Andreas Wahlster: Schweigen ist auch Kontakt

Was für ein Geschenk zum 4. Advent: Gestern hatte ich ein Gespräch mit einer Familie, bestehend aus Mutter, Vater und der 19-jährigen Tochter Julia (einziges Kind). Vor 1,5 Jahren fand bereits ein Gespräch nur mit den Eltern statt, zentrales Thema war damals ihr Umgang mit der Sorge um die (berufliche) Zukunft von Julia.
Nun kam Julia mit und ich begann mit den klassischen Fragen zu Anliegen, guten Zielen und den Gründen, dass die Familie nun heute komplett hier ist etc. Julia antwortete anfangs auf diese Fragen mit einem wiederholten „weiß nicht“. Die Eltern wünschten sich Ideen, wie sie wieder zu einem normalen Familienleben kommen könnten, ihre Gedanken würden nur noch um die Zukunft von Julia kreisen.

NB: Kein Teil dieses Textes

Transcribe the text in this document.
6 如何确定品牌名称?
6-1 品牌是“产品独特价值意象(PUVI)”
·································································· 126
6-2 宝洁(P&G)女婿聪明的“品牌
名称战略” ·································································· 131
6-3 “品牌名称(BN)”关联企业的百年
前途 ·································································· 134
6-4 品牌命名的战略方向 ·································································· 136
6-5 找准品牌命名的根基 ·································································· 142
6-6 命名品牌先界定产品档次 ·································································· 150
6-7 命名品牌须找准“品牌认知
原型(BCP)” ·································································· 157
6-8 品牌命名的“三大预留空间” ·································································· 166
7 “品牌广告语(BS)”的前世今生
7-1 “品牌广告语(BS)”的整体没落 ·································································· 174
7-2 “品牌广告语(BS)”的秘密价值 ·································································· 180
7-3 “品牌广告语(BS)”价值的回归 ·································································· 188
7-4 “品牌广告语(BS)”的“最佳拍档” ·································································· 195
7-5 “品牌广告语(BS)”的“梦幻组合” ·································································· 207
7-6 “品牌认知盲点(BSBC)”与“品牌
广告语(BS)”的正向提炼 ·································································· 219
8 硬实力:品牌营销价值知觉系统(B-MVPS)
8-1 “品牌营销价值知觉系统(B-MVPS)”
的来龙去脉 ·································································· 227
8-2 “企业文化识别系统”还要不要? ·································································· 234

Auf meine  weiteren Fragen nach guten Ergebnissen/Zielen für dieses Gespräch antwortete Julia nur noch mit ganz leiser Stimme, sie können auf solche Fragen keine Antwort geben. Ihr Blick ging  immer wieder hilfesuchend zur Mutter. Zwar nicht recht überzeugt - aber es muss ja weitergehen - sprach ich in die Runde, wie sich wohl Julia als Tochter fühlen würde, wenn drei Erwachsene, die sich zudem schon aus einem Gespräch kennen würden, hoch gespannt auf Antworten warten würden. Gleichzeitig verspürte ich aufkeimende Hilflosigkeit und Ärger darüber, keinen Zugang zu Julia zu bekommen. Ich verschärfte (Gruß an die Neutralität!) die Fragen und sprach aus, dass sich hier jetzt die Frage stellen könnte, welchen guten Grund die Eltern noch haben könnten, die Tochter weiter bei sich zuhause wohnen zu lassen. Julia krümmte sich mehr und mehr zusammen, antwortete nicht mehr und fing leise an zu weinen. Ohne es womöglich zu wissen, hat sie mir damit sehr geholfen. Ich merkte, dass ich einem Prinzip gefolgt war, nämlich nur mit Kunden im de Shazer‘schen Sinne zu arbeiten und das hatte ich u.a. daran festgemacht, dass ich auf meine Fragen Antworten bekomme. Wie töricht.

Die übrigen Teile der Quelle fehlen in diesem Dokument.